Do you have particular transfer speeds for particular targets in mind? Actually I’m interested in the STR71x target and openocd is slow with it, at least for flash writes. For RAM writes or JTAG execution, it is acceptable (However I don’t have other points of comparison, I’m new to continuous JTAG use, I’m more used to proprietary probes like ATMEL’s AVRISP)
In the case of Linux/Openocd/Str7/Amontec JTAG/Flash write, slow speed has nothing much to do with USB transfer speed or pure crunching power. From what the oscilloscope shows, any JTAG query-answer takes 6ms, probbably because of Linux scheduling, libftd2xx sequence of system calls, etc. The easiest trick to get more speed is to delocalize some processing done inside openocd in the target itself instead of processing everything needed to flash write thru the USB bus. This way the 6ms latency between each query disappears.
Thinking about it again, I guess that the performance bottleneck is probably libftd2xx itself: if you strace(1) openocd, you see that each JTAG query makes a lot of system calls. For instance memory is mapped/unmapped each time, instead of being mapped once for the time openocd runs. If you gprof(1) openocd, you’ll see also that some internal functions are called hundreds of thousands of time when you write 64k to the STR7 flash.
So I guess there is still much to do at the software level before having to think about making dedicated hardware. To start, IMHO one should clearly find where time is lost, it is still unclear at the moment but libftd2xx would be a good starting point. Too bad that it is the only part of the sofware chain that is not open source…

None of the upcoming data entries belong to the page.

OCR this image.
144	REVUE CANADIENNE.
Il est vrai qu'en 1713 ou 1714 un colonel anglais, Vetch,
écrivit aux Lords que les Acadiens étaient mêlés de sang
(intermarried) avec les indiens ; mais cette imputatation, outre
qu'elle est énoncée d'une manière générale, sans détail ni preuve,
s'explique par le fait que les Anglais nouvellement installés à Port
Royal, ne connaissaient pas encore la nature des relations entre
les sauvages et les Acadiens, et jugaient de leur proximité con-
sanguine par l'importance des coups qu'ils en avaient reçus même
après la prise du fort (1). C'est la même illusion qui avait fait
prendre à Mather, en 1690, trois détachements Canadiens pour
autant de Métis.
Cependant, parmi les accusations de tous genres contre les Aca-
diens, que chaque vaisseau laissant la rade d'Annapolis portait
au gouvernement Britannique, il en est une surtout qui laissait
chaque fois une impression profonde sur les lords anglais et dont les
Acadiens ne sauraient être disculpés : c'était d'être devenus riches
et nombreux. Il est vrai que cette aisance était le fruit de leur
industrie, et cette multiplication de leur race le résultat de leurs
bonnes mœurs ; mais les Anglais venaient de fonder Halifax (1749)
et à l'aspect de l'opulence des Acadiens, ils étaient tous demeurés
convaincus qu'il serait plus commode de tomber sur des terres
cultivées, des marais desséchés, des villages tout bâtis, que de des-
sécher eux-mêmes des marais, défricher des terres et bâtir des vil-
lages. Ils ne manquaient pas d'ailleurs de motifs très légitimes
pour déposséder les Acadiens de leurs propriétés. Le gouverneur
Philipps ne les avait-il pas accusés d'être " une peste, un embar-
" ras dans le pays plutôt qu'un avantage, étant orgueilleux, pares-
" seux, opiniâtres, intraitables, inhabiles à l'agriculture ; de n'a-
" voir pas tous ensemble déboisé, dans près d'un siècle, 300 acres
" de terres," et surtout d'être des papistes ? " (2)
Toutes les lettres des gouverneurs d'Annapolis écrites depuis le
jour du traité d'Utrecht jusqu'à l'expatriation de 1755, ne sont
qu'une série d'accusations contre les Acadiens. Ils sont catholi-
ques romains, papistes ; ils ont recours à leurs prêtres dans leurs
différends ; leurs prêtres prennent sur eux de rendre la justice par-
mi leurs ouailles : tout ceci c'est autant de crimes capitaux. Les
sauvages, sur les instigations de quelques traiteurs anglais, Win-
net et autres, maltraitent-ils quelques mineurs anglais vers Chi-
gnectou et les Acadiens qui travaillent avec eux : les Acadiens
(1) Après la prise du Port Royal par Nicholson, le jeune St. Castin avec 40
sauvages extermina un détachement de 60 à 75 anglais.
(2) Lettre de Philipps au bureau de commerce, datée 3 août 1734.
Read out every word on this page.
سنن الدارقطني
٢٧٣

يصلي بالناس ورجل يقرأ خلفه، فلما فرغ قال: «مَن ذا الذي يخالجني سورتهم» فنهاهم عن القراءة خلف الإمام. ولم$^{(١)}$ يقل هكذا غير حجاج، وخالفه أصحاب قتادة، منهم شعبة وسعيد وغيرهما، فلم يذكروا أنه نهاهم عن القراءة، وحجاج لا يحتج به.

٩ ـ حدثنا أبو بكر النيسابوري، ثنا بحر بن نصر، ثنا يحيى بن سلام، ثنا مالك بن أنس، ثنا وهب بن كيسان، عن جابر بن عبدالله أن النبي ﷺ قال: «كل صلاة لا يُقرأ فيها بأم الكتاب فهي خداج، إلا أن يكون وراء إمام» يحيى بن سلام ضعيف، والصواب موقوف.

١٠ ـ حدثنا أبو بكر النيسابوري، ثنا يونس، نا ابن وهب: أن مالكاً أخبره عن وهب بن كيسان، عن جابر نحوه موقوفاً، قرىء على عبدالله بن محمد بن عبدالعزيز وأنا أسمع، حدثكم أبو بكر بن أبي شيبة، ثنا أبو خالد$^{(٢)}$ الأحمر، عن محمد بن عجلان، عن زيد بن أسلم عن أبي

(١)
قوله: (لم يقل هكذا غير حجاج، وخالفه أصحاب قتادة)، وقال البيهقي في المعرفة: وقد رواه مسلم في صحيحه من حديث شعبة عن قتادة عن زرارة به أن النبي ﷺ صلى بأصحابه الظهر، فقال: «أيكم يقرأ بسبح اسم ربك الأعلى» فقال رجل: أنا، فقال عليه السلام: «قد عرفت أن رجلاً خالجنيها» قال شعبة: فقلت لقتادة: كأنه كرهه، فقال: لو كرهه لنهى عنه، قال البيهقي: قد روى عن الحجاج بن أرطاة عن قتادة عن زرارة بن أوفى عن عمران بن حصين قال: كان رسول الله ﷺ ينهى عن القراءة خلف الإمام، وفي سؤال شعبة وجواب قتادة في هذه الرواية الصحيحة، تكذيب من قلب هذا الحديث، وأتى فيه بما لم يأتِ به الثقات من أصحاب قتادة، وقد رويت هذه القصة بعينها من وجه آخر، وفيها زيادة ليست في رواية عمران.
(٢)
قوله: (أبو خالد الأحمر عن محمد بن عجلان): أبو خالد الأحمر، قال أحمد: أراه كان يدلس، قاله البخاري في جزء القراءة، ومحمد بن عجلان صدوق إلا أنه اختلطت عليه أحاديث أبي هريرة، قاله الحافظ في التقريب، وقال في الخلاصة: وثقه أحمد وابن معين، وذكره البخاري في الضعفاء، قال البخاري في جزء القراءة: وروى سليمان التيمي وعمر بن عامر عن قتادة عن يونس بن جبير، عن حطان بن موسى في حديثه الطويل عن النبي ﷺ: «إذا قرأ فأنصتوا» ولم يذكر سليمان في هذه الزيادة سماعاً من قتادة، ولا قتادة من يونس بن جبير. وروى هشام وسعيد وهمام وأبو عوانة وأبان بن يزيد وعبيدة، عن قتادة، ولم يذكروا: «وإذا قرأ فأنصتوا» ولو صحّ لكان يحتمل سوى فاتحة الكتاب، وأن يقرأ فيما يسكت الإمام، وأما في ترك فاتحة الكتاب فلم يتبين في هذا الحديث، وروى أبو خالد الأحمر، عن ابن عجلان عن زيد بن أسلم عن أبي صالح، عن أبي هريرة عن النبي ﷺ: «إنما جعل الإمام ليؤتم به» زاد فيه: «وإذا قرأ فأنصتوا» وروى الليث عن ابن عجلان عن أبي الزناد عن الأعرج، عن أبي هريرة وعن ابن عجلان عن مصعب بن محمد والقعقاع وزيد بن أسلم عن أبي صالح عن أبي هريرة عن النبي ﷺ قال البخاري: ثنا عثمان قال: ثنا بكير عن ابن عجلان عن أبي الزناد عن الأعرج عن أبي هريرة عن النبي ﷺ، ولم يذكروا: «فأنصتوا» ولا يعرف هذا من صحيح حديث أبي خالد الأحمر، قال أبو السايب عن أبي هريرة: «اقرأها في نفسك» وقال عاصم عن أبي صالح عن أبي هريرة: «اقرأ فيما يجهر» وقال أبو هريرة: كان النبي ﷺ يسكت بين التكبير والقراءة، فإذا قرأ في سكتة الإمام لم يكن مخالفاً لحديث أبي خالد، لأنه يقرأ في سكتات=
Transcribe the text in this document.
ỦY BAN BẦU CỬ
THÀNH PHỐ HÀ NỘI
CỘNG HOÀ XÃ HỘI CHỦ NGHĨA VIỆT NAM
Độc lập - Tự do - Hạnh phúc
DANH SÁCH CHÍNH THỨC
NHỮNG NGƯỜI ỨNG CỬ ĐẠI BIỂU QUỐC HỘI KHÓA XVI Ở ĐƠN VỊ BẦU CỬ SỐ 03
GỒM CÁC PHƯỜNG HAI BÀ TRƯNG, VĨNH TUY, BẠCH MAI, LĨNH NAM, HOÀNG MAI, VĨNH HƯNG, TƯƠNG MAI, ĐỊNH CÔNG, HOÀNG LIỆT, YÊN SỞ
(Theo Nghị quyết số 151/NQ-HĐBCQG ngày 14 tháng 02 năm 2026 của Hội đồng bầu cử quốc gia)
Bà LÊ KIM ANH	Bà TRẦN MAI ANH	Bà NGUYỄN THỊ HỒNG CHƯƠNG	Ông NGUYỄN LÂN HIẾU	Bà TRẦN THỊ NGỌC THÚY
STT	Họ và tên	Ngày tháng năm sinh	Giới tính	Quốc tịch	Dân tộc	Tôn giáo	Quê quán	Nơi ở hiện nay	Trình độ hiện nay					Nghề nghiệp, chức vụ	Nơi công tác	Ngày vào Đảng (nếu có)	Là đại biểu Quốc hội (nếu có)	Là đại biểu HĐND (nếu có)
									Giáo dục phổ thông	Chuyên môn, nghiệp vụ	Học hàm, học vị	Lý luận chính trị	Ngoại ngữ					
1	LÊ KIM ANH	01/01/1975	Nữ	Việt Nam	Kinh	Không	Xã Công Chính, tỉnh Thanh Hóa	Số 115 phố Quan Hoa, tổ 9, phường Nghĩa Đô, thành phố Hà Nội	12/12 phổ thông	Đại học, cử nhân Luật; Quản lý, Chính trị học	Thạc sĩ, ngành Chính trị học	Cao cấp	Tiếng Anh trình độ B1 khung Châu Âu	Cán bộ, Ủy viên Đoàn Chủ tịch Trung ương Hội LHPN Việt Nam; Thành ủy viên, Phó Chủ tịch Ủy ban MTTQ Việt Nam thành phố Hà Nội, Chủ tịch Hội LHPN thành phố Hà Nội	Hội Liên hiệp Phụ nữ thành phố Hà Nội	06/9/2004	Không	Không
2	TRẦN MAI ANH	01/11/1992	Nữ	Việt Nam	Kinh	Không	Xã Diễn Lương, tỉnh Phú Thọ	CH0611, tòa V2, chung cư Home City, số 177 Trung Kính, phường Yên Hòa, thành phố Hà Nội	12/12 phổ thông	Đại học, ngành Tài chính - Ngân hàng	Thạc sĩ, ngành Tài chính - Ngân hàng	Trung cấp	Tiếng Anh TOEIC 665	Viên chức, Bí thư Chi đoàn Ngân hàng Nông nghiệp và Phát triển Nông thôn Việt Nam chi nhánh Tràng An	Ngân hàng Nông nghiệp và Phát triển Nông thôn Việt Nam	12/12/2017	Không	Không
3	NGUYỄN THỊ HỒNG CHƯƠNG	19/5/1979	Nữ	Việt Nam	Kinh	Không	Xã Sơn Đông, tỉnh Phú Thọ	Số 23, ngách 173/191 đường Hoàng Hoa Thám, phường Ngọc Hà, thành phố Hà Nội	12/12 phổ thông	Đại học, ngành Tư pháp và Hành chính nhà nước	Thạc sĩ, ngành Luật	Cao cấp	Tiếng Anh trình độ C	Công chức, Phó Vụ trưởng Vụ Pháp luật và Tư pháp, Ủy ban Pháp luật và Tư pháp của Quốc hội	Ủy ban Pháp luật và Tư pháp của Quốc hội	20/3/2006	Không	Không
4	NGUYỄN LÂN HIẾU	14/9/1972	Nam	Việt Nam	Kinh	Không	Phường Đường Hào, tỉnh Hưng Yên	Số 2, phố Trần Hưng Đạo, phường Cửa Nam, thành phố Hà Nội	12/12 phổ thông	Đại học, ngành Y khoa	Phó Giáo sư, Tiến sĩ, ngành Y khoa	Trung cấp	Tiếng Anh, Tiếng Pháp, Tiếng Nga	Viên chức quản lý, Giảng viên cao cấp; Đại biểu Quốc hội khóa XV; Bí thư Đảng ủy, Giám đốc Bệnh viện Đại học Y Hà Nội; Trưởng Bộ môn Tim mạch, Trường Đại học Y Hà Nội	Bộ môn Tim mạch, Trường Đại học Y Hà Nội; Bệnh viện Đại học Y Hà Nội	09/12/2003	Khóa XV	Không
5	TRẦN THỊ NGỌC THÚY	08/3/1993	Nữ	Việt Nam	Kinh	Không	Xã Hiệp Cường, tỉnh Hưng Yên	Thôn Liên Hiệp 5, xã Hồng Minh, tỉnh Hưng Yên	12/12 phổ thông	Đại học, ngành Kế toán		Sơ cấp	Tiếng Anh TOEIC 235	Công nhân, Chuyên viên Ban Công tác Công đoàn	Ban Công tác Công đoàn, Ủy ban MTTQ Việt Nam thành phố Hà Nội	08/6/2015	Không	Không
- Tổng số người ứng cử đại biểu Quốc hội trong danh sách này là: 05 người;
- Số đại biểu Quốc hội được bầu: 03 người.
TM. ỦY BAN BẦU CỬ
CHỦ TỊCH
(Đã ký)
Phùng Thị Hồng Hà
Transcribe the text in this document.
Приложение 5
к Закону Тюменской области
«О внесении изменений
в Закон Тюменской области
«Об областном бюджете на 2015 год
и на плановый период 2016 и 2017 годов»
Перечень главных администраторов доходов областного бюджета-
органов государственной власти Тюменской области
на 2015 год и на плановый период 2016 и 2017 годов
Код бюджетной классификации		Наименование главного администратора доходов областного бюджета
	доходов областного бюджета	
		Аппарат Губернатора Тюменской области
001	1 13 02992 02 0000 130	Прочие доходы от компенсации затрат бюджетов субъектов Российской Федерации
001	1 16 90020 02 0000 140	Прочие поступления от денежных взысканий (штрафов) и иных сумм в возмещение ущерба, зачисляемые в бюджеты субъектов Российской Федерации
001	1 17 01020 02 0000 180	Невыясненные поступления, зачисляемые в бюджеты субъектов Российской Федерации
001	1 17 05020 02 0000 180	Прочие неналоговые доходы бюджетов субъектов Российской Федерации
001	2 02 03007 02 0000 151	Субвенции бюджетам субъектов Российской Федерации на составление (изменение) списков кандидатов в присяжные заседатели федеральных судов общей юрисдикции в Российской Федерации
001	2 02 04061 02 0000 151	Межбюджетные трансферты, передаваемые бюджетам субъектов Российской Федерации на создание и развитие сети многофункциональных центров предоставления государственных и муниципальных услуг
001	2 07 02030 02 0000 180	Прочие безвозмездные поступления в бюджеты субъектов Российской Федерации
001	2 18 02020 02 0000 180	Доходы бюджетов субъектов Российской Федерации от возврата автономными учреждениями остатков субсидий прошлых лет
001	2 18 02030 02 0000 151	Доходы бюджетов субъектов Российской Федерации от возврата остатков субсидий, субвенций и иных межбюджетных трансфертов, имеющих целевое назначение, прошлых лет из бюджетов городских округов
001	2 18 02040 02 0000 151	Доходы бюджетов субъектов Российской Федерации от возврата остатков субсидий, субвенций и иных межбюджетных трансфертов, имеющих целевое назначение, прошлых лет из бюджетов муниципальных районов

I suspect that the FTDI Chips clock of 6Mhz is actually very fast. The FTDI chip is not a dedicated JTAG device so I suspect that it no where near achieves what could be done at 6MHz.
I think one way to get good performance would be to run the actual OpenOCD code on a fast microcontroller which has a CPLD attached.
Not everybody needs such fast performance however, I am using the LPC2103 at the moment which has only 32K of Flash and 8K Ram so download speed is not a major issue at this time.
This would change if ARM926EJS support were added as I would be using it on a Platform with 8M flash and 16M of RAM. Then having a fatser version would be more interesting.